LE MONDE - 13 novembre 2013
Franck Johannès
Il
y a toujours eu un sérieux doute sur le fonctionnement et l'efficacité des
centres éducatifs fermés (CEF), ces petits établissements réservés aux mineurs
récidivistes et jamais évalués, mais dont le candidat Hollande se proposait dans
le doute de doubler le nombre. Les équipes du contrôleur général des lieux de
privation de liberté ont, eux, visité 42 des 47 CEF, et après avoir publié en
2010 des remarques sévères sur quatre d'entre eux, Jean-Marie Delarue s'est
alarmé, mercredi 13 novembre, de la situation de deux autres. Au point, pour la
troisième fois depuis 2008, d'user de la procédure d'urgence en publiant des
recommandations au Journal
officiel.
Jean-Marie
Delarue s'interdit de se prononcer sur le bien-fondé des CEF. En revanche, il
entend vérifier « si les
droits fondamentaux sont respectés ». A Hendaye, dans les
Pyrénées-Atlantiques, et à Pionsat, dans le Puy-de-Dôme, ce n'est à l'évidence
pas le cas. « Nous avons été
frappés par l'ampleur de l'atteinte aux droits fondamentaux, indique le contrôleur. On va dire, ce sont des enfants en
rupture de ban, mais ce sont d'abord des enfants. Des personnes en devenir, pour
qui on peut encore changer les choses. »
A
Pionsat, le centre géré par une association est ouvert depuis 2010 et accueille
douze jeunes de 13 à 16 ans – dont trois en fugue lors de la visite du
contrôleur, en août. « A
Pionsat, il y a une carence éducative absolue », tranche Jean-Marie
Delarue. Il ne met pas en cause la bonne volonté des éducateurs, « d'ailleurs peu qualifiés et
formés ». « On colle les
enfants dans un centre fermé, loin de leur famille et de leur environnement, et…
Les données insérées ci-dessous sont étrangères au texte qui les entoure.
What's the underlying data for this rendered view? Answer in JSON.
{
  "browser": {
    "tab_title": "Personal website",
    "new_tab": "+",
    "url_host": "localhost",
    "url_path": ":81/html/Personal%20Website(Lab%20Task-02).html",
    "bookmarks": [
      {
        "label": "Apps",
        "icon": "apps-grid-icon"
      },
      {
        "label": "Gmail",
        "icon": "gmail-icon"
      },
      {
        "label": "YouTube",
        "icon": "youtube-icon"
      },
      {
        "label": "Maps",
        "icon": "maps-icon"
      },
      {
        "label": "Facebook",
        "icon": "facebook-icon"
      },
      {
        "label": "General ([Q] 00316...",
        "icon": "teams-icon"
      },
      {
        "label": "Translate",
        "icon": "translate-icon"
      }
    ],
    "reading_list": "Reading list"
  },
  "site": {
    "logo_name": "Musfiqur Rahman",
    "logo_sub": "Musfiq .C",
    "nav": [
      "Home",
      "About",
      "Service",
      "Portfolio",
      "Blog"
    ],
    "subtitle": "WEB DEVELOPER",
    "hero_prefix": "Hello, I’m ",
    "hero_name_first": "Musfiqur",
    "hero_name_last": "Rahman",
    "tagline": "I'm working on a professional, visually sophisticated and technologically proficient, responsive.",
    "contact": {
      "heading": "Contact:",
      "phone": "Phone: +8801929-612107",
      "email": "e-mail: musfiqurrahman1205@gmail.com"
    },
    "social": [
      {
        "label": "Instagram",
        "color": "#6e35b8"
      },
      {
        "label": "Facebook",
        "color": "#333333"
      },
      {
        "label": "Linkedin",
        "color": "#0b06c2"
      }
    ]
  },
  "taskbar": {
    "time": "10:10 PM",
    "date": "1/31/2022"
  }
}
on improvise. Tous les matins, on se gratte la tête pour savoir ce qu'on va
faire faire aux enfants. » Un
jour, on leur fait faucher les abords, on les sort avec l'homme d'entretien pour
faire des courses, on joue au foot sur un petit terrain goudronné… A quelques
jours de la rentrée, aucun enseignant n'était affecté au CEF. C'est fait depuis
le 3 octobre – après la rentrée donc.
«
Il s'agit d'une atteinte grave aux droits fondamentaux, parce que le centre
tourne le dos au principe d'éducation qui est à la source de toute prise en
charge des enfants par la collectivité publique, dit Jean-Marie Delarue. C'est porter atteinte à ce droit à
devenir adulte, qui est pour les enfants un droit fondamental. » Un projet éducatif a bien été déterminé
avant l'ouverture du centre ; les contrôleurs l'ont trouvé assez inconsistant,
mais ce n'est pas grave, personne ne l'a lu. « Il y a ainsi une triple carence,
à la fois de l'association gestionnaire, souligne le contrôleur, des éducateurs qui ne se sont pas
demandé si tout cela était bien normal, et de l'autorité de tutelle, la
protection judiciaire de la jeunesse . » Une nouvelle directrice, nommée le 19
août, s'efforce d'y mettre bon ordre.
A
Hendaye, les contrôleurs ont découvert dans un congélateur des kilos de viande
périmée depuis des mois et ont trouvé la chose inquiétante – désormais les repas
seront préparés à l'extérieur. Le CEF d'Hendaye, inauguré en 2007, accueille dix
jeunes de 16 à 18 ans – ils étaient cinq au moment du contrôle, en
septembre.
FAIBLESSE DE L'ENCADREMENT
Surtout,
le CEF a été installé dans d'anciens locaux de la Marine, le long de la
Bidassoa, le fleuve côtier. On y accède par un tunnel, sous la voie ferrée,
interdit aux piétons. Pour sortir à pied, le seul moyen est de traverser deux
voies ferrées très fréquentées – et il n'y a pas de passage à niveau. « Le nombre de fugues, certes
temporaires, est important dans les CEF,s'inquiète le contrôleur. Les gamins traversent seuls les
voies. Est-ce bien judicieux ? C'est mettre en péril de façon grave et immédiate
la sécurité des enfants. » Il
n'y a pas eu d'accident, mais « on ne va peut-être pas attendre
qu'il y ait un mort », tranche Jean-Marie Delarue. « Le choix d'implantation, note le contrôleur, en dit long sur le sérieux avec
lequel les dimensions de sécurité et d'éducation ont été alors envisagées.
» La chancellerie a prévu
d'installer « un très haut
grillage » le long des
voies.
Jean-Marie
Delarue s'était déjà inquiété en 2010 de la faiblesse de l'encadrement des
éducateurs dans les CEF, et même de violences physiques de la part de certains.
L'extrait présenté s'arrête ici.